Die junge Generation am Corona-Pranger

Junge werden zunehmend als Brandbeschleuniger der Pandemie abgestempelt. Viele der Infizierten in der Altersgruppe sind aber vermutlich gar nicht ansteckend.

von Christian Willim, Julia Schrenk, Elisabeth Holzer

Die Jugend von heute. Sie sorgt seit jeher bei der Generation der Entwachsenen für Kopfschütteln – und steht in Corona-Zeiten regelrecht am Pranger. Sei es, weil sich die Jungen an lauen Abenden in großen Gruppen im Freien versammeln – etwa am Wiener Donaukanal.

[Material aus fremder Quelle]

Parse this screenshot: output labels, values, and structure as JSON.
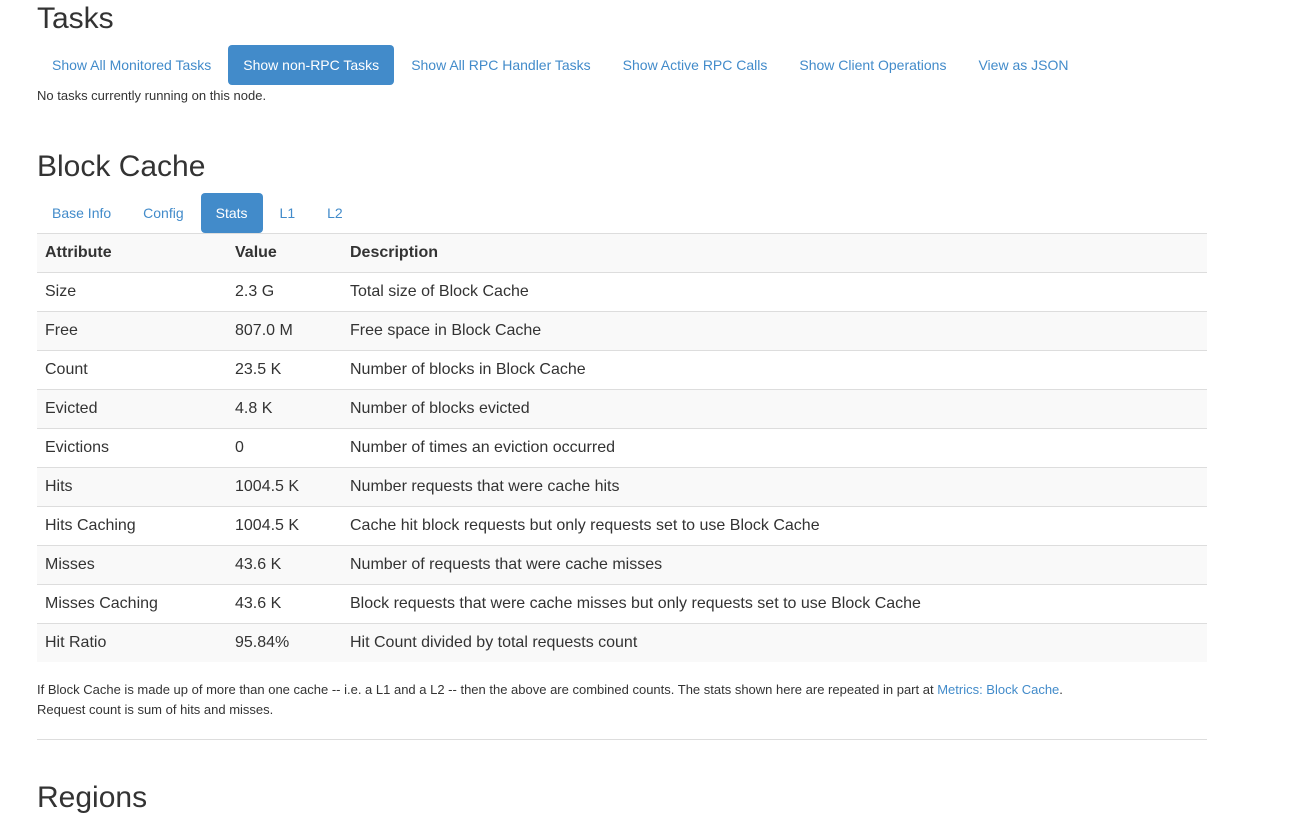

Oder weil sie im Urlaub in Strandbars feiern und teilweise mit Covid-19-Infektionen heimkehren.

„Reißt Euch zusammen und übernehmt auch Verantwortung!!“, mahnte vergangene Woche Gesundheitsminister Rudolf Anschober via Twitter mit Verweis auf das Durchschnittsalter der positiv getesteten Kroatien-Rückkehrer von 23,5 Jahren.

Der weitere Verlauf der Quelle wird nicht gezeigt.